The problem with stablecoins as UK government opens the door to Tether et al.

Rick Steves

“It’s not without irony that the greatest critics of a ‘Central Bank Establishment’ that blame the US Fed for unpegging the US dollar from gold or central banks in general for their currency monopolies do not have similar concerns with Tether.”

The UK government aims to turn the jurisdiction into a global crypto-asset technology hub, according to UK Treasury Secretary Rishi Sunak, who pointed toward regulation paving the use of stablecoins in the United Kingdom as a recognised form of payment.

At the same time, the Financial Conduct Authority announced that it wants to increase its enforcement options against problem companies as the regulator increases its focus on investor and consumer protection more than ever.

What will have been perceived as positive news by the majority of people, may have come as a blowback for the supporters of ultra-loose crypto regulation, said Alpay Soytürk, Chief Regulatory Officer at Spectrum Markets.

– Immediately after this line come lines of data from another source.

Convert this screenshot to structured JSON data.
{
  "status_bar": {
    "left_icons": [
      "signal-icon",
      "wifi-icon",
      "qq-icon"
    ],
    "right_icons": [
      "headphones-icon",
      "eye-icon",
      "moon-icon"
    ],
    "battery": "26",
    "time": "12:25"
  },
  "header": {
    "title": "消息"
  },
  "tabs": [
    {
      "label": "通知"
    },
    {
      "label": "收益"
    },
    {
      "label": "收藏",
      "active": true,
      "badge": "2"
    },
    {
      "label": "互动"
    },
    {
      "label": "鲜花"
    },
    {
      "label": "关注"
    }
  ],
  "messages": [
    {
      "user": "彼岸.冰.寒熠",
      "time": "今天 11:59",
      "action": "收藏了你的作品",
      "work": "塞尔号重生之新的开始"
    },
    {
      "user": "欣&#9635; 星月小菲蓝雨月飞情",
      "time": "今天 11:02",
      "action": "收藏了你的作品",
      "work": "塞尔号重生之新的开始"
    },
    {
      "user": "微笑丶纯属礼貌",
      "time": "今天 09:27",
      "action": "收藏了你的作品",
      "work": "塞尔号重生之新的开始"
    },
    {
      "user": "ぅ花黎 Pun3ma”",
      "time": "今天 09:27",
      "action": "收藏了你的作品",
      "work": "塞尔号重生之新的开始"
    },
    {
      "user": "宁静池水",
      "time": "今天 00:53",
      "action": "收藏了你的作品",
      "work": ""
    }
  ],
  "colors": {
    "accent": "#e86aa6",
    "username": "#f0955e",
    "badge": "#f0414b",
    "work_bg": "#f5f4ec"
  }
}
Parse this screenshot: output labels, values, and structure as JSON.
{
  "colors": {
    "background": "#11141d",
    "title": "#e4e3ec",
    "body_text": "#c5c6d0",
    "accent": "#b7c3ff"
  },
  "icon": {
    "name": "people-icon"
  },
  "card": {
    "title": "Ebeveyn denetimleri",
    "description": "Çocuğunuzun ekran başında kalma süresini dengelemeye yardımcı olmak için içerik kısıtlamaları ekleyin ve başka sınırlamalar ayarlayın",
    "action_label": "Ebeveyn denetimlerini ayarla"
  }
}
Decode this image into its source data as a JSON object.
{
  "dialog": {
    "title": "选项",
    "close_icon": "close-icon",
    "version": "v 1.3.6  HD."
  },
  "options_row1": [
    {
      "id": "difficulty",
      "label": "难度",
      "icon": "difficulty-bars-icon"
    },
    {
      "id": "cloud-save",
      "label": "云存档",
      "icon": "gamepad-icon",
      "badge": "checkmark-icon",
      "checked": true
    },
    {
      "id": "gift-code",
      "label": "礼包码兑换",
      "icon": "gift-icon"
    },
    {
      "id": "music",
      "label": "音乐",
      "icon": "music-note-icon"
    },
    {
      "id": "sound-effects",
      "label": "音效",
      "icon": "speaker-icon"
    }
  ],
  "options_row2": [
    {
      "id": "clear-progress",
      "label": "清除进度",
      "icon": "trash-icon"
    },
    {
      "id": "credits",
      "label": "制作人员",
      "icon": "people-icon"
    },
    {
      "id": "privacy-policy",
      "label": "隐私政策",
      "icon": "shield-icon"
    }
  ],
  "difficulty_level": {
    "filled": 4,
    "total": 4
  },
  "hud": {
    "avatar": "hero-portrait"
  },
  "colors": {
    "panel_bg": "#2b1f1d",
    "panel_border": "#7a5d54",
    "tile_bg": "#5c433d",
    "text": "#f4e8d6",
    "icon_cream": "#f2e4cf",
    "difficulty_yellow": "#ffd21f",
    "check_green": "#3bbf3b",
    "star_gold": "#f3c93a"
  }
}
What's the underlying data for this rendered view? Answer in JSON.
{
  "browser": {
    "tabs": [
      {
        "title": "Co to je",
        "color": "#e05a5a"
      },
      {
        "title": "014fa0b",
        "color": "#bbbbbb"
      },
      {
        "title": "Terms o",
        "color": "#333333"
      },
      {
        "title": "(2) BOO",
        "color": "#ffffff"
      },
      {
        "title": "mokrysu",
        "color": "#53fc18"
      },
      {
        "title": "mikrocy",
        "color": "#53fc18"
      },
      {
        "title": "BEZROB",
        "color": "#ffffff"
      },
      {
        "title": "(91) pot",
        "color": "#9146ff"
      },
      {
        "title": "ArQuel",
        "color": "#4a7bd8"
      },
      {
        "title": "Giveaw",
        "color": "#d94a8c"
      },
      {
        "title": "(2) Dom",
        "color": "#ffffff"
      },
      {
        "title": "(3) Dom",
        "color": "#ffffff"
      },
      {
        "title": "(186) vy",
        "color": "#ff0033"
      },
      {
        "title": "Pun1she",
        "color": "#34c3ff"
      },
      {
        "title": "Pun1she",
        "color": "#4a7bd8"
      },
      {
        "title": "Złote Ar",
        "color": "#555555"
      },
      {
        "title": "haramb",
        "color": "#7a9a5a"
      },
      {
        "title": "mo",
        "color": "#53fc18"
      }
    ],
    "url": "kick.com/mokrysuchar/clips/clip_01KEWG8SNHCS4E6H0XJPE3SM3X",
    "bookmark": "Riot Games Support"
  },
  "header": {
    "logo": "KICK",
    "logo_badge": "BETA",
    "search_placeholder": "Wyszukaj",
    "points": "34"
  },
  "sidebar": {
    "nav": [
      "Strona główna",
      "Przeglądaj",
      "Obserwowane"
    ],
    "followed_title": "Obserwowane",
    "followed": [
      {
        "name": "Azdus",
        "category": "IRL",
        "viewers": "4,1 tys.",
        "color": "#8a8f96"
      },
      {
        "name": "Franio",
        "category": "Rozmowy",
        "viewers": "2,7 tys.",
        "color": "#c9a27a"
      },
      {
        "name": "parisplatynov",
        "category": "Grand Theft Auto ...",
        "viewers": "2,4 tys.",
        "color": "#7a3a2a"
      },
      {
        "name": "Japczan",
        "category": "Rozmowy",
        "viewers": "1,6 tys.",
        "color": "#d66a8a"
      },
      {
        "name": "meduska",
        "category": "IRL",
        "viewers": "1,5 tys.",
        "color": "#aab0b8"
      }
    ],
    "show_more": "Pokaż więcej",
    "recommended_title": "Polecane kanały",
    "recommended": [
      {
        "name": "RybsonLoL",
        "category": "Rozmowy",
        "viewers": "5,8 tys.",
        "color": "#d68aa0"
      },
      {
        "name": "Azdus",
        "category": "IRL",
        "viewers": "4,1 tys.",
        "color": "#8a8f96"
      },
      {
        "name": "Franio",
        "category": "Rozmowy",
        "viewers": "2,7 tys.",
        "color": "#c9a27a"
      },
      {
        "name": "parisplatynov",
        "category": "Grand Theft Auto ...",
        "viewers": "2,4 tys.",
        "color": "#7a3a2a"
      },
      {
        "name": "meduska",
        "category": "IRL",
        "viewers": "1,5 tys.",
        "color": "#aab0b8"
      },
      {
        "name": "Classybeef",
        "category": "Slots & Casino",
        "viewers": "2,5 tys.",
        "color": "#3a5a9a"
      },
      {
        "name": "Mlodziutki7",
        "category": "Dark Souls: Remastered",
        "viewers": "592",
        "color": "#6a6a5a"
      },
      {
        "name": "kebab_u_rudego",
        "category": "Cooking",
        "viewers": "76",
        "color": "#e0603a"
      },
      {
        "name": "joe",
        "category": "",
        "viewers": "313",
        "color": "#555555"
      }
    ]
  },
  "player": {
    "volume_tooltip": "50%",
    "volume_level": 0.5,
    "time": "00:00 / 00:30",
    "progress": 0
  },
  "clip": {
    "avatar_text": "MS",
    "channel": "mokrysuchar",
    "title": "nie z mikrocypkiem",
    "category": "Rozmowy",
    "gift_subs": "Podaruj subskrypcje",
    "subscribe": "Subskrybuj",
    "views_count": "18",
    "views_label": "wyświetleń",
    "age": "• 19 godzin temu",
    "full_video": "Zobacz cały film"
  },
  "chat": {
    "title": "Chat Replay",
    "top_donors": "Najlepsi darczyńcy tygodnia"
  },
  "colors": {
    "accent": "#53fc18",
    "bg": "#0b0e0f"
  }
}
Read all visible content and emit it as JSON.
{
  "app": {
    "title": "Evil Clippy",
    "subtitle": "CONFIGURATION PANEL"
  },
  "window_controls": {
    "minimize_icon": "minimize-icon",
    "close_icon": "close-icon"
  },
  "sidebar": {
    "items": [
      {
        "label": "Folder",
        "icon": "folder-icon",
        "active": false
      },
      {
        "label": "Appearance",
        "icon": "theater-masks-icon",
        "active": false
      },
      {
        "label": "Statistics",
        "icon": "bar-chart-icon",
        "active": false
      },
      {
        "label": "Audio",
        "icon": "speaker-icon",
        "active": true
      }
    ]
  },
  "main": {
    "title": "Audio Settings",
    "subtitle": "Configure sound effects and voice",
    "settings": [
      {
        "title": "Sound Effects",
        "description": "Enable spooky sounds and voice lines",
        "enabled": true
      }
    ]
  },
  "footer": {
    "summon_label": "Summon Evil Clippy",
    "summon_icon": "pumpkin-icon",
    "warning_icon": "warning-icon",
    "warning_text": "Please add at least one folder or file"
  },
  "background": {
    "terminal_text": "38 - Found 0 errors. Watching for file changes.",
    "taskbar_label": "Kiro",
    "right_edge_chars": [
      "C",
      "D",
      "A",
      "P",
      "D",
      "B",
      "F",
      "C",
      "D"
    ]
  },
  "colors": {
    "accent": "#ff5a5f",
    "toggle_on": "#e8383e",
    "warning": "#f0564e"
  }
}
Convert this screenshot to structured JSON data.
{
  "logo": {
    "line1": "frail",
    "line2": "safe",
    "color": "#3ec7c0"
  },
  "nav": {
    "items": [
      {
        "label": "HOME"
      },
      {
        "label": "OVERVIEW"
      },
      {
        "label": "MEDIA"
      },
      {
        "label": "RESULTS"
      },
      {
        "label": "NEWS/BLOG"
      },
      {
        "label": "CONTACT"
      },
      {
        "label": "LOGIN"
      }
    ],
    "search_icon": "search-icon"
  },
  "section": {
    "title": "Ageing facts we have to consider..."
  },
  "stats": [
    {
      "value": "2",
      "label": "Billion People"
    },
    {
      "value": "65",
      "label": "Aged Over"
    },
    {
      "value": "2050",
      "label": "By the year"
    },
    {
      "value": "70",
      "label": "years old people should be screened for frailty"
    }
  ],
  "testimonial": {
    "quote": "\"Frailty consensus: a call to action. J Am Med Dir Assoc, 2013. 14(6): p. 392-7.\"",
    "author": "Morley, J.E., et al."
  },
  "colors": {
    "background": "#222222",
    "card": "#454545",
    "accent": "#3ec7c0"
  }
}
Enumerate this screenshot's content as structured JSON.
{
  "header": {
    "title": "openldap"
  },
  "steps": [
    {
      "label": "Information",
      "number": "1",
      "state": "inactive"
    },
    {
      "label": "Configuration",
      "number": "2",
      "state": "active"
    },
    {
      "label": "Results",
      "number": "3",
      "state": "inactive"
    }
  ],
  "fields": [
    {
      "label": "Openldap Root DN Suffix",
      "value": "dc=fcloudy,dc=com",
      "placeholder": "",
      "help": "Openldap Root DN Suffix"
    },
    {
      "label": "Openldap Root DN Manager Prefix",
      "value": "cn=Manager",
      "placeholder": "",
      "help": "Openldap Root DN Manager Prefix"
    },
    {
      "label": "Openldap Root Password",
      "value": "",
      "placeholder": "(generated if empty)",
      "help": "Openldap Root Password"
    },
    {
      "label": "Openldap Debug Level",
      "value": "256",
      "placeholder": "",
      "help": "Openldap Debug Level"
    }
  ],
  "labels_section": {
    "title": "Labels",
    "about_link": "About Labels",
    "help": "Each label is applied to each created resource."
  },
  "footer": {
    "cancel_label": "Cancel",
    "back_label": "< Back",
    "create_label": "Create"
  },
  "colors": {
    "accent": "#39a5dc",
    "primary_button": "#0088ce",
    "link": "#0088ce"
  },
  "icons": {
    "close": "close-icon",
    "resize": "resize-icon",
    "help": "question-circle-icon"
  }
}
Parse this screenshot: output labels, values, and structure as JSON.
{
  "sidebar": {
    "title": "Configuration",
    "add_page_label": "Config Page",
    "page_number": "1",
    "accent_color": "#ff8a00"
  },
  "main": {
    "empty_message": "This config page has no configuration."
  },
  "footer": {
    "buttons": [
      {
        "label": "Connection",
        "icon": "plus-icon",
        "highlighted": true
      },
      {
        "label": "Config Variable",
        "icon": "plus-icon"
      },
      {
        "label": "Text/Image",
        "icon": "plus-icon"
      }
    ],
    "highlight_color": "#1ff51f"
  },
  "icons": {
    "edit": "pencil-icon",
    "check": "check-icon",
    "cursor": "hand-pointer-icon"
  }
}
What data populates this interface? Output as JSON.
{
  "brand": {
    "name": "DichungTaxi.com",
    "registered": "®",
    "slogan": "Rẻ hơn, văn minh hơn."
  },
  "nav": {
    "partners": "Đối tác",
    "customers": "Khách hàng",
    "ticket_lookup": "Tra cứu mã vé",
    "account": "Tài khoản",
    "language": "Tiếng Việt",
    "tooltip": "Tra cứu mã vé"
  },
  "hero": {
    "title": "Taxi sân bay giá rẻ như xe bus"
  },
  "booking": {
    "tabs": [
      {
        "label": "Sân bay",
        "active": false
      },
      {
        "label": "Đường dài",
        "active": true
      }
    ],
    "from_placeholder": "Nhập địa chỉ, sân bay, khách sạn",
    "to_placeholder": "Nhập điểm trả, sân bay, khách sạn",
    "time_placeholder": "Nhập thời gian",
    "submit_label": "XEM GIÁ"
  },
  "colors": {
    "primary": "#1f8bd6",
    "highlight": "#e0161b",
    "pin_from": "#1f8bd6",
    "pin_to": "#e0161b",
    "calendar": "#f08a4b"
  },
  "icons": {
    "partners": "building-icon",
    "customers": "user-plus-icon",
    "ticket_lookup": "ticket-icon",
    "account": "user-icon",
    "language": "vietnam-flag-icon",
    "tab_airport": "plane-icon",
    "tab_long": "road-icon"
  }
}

The irony of unknown or insufficient reserves in stablecoins

“Stablecoins, that the Chancellor of the Exchequer intends to make a legal tender, are under some criticism. According to (upcoming) EU regulation, stablecoins are asset-referenced tokens or crypto-assets that are intended to serve as a medium of exchange and for which a stable value is assumed by referencing fiat currencies, commodities or other crypto values. And the most prominent example of a stablecoin is “Tether” which promises a fixed exchange rate of 1:1 to the US dollar and can be exchanged for other cryptocurrencies. Being exchangeable for, e.g., Bitcoin and pegging the value to the US dollar means that investors can enter into and out of Tether at any time to protect against fluctuations of volatile cryptocurrencies. This option has made Tether the most-traded crypto asset worldwide and by far the largest pair currency for exchanging Bitcoin”, Spectrum’s Soytürk continued.

“The problem with stablecoins is their – unknown or insufficient or both – reserves. It’s not without irony that the greatest critics of a ‘Central Bank Establishment’ that blame the US Fed for unpegging the US dollar from gold or central banks in general for their currency monopolies do not have similar concerns with Tether. As most of us remember well from the Lehman collapse in 2008 – and its ramifications – it’s not the size of an asset class that is important for the potential impact on financial market stability and integrity but rather its interconnectedness. Given the increasing number of private households engaging in crypto-assets, this should be given some consideration.”

“In summary, discussions on the potential of the distributed ledger technology remind me a bit of Tesla. Publicly, it seems that there are just polarising camps of believers or haters while a quiet majority just makes decisions based on reason and preferences. This majority enjoys the protection of prudent regulation and in that context, I expressly welcome the FCA’s recent statements.”